Equivalent principal repayments are a common strategy for mortgage repayment. But have you ever considered that early repayment would be a good idea? Let's talk about it。

What are the modalities for early repayment

First, you have to know that early repayment of loans is usually accompanied by default money. The provisions on early repayment of the loan are included in the loan contract, and if you repay the loan in advance within the repayment period, you are often faced with the payment of a percentage of the default amount. This default is usually calculated on the basis of the remaining principal, and not on the basis of interest on the loan that you have paid. So the default money you have to pay may reduce the real benefits of early repayment。

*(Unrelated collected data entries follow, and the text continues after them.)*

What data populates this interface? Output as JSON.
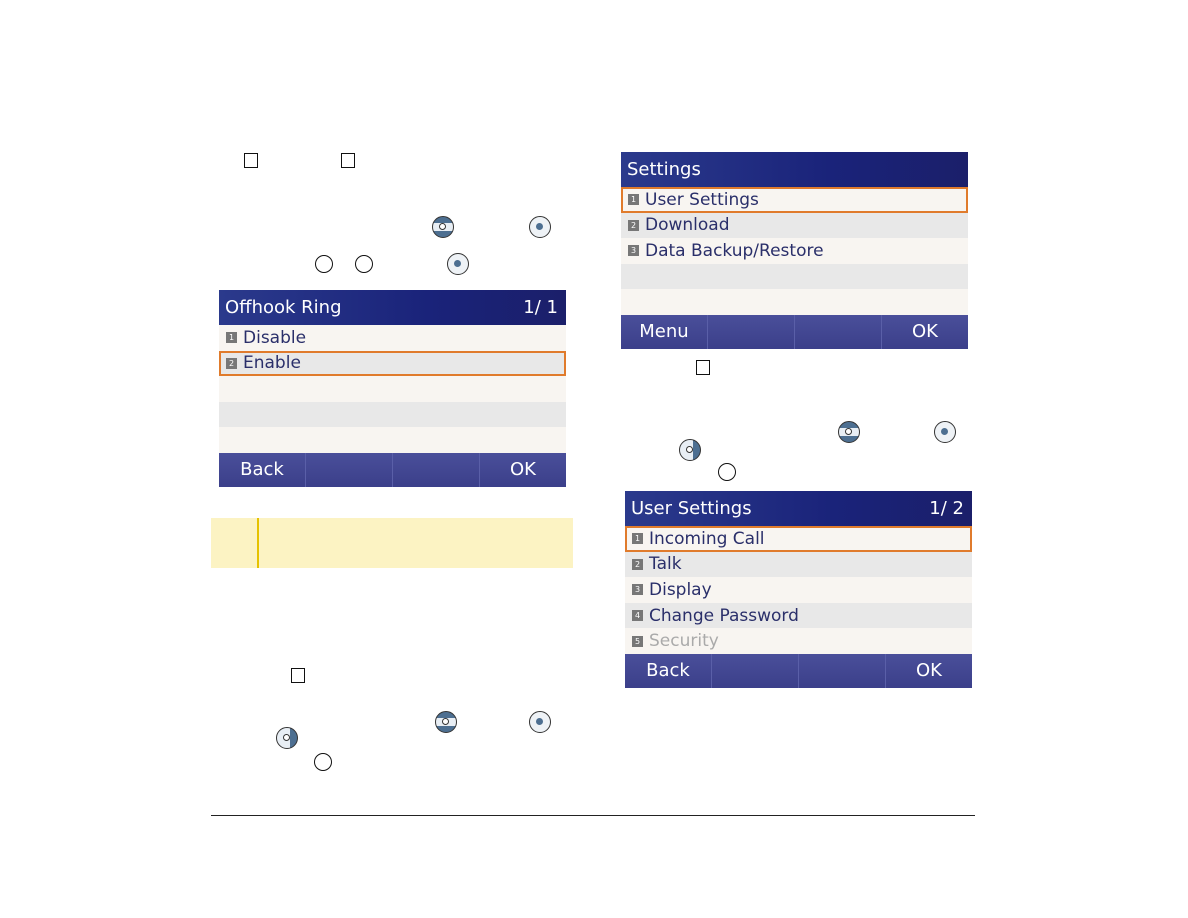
{
  "offhook_screen": {
    "title": "Offhook Ring",
    "page": "1/ 1",
    "items": [
      {
        "num": "1",
        "label": "Disable"
      },
      {
        "num": "2",
        "label": "Enable",
        "selected": true
      }
    ],
    "softkeys": [
      "Back",
      "",
      "",
      "OK"
    ]
  },
  "settings_screen": {
    "title": "Settings",
    "page": "",
    "items": [
      {
        "num": "1",
        "label": "User Settings",
        "selected": true
      },
      {
        "num": "2",
        "label": "Download"
      },
      {
        "num": "3",
        "label": "Data Backup/Restore"
      }
    ],
    "softkeys": [
      "Menu",
      "",
      "",
      "OK"
    ]
  },
  "user_settings_screen": {
    "title": "User Settings",
    "page": "1/ 2",
    "items": [
      {
        "num": "1",
        "label": "Incoming Call",
        "selected": true
      },
      {
        "num": "2",
        "label": "Talk"
      },
      {
        "num": "3",
        "label": "Display"
      },
      {
        "num": "4",
        "label": "Change Password"
      },
      {
        "num": "5",
        "label": "Security",
        "disabled": true
      }
    ],
    "softkeys": [
      "Back",
      "",
      "",
      "OK"
    ]
  },
  "colors": {
    "note_bg": "#fcf3c3",
    "note_bar": "#e6c200",
    "selection": "#e07b2c",
    "title_bar": "#1a237a"
  }
}
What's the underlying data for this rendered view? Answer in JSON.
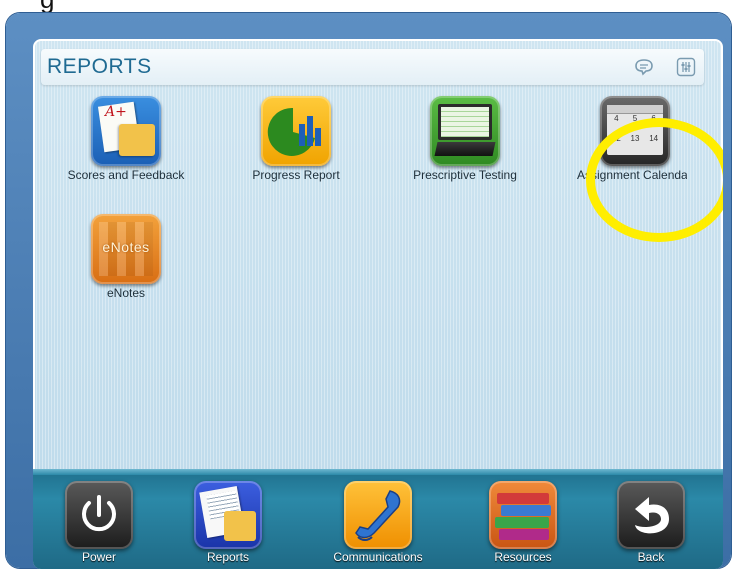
{
  "top_clipped_text": "g",
  "header": {
    "title": "REPORTS"
  },
  "tiles": [
    {
      "label": "Scores and Feedback"
    },
    {
      "label": "Progress Report"
    },
    {
      "label": "Prescriptive Testing"
    },
    {
      "label": "Assignment Calenda"
    },
    {
      "label": "eNotes"
    }
  ],
  "calendar_icon": {
    "numbers": [
      "4",
      "5",
      "6",
      "12",
      "13",
      "14"
    ]
  },
  "enotes_icon_text": "eNotes",
  "grade_text": "A+",
  "dock": [
    {
      "label": "Power"
    },
    {
      "label": "Reports"
    },
    {
      "label": "Communications"
    },
    {
      "label": "Resources"
    },
    {
      "label": "Back"
    }
  ],
  "colors": {
    "frame": "#3c6ea5",
    "title": "#1f6a92",
    "highlight_ring": "#ffee00",
    "dock_bar": "#2b89a8"
  }
}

However, early repayment of loans would also be beneficial. By returning the loan in advance, you can shorten the duration of the loan and thus reduce overall interest expenditure. The early repayment of loans in the form of an equivalent principal repayment would reduce total interest expenditure, as the principal amount to be repaid per month is reduced, which would, of course, mean a reduction in interest expenditure. If you do not repay the loan in advance, then you will continue to pay a fixed principal and interest per month, and the duration of the loan will not change. So early repayment of the loan could improve your financial position。

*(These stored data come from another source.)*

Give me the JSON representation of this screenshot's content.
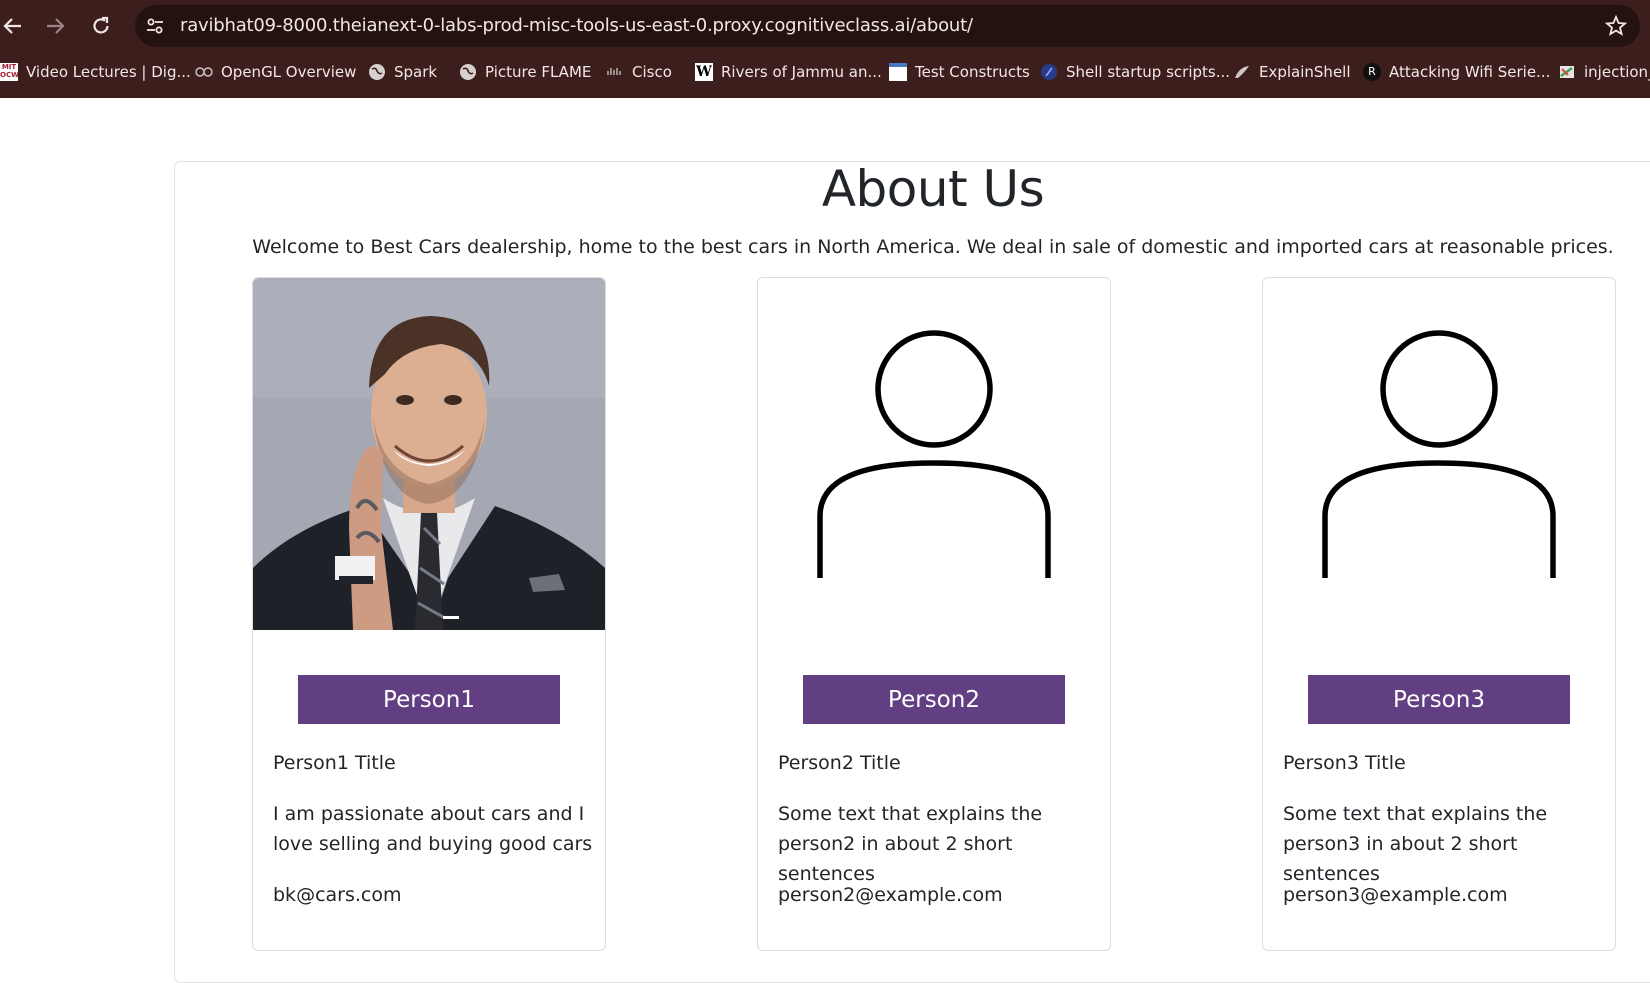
{
  "browser": {
    "url": "ravibhat09-8000.theianext-0-labs-prod-misc-tools-us-east-0.proxy.cognitiveclass.ai/about/",
    "bookmarks": [
      {
        "label": "Video Lectures | Dig...",
        "icon": "mit-ocw-icon"
      },
      {
        "label": "OpenGL Overview",
        "icon": "opengl-icon"
      },
      {
        "label": "Spark",
        "icon": "globe-icon"
      },
      {
        "label": "Picture FLAME",
        "icon": "globe-icon"
      },
      {
        "label": "Cisco",
        "icon": "cisco-icon"
      },
      {
        "label": "Rivers of Jammu an...",
        "icon": "wikipedia-icon"
      },
      {
        "label": "Test Constructs",
        "icon": "page-icon"
      },
      {
        "label": "Shell startup scripts...",
        "icon": "site-icon"
      },
      {
        "label": "ExplainShell",
        "icon": "shell-icon"
      },
      {
        "label": "Attacking Wifi Serie...",
        "icon": "r-icon"
      },
      {
        "label": "injection_",
        "icon": "injection-icon"
      }
    ]
  },
  "page": {
    "title": "About Us",
    "welcome": "Welcome to Best Cars dealership, home to the best cars in North America. We deal in sale of domestic and imported cars at reasonable prices."
  },
  "people": [
    {
      "name": "Person1",
      "title": "Person1 Title",
      "description": "I am passionate about cars and I love selling and buying good cars",
      "email": "bk@cars.com",
      "image": "portrait-photo"
    },
    {
      "name": "Person2",
      "title": "Person2 Title",
      "description": "Some text that explains the person2 in about 2 short sentences",
      "email": "person2@example.com",
      "image": "person-placeholder-icon"
    },
    {
      "name": "Person3",
      "title": "Person3 Title",
      "description": "Some text that explains the person3 in about 2 short sentences",
      "email": "person3@example.com",
      "image": "person-placeholder-icon"
    }
  ],
  "colors": {
    "chrome_bg": "#3c1f1c",
    "button_bg": "#623f82",
    "text": "#212529"
  }
}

There are many options for early repayment:

1. One-time early repayment - full repayment of the remaining loan in advance

2. Advance partial repayments, no change in months, reduced repayment period - A reduction in the length of the loan after partial early repayment of the loan in the event that the monthly repayment remains unchanged

Advance partial repayments, reduced monthly payments and no change in the duration of repayments - If the duration of the loan remains unchanged, partial early repayment of the loan reduces the amount to be repaid each month

4. Advance partial repayments, reduced monthly payments and reduced repayment periods - reduced monthly repayments through early partial repayment of loans and reduced loan duration

5. Advance partial repayments, with an increase in monthly payments, with a reduction in the repayment period - by way of early partial repayment of loans, while increasing the monthly repayment amount and reducing the length of loans。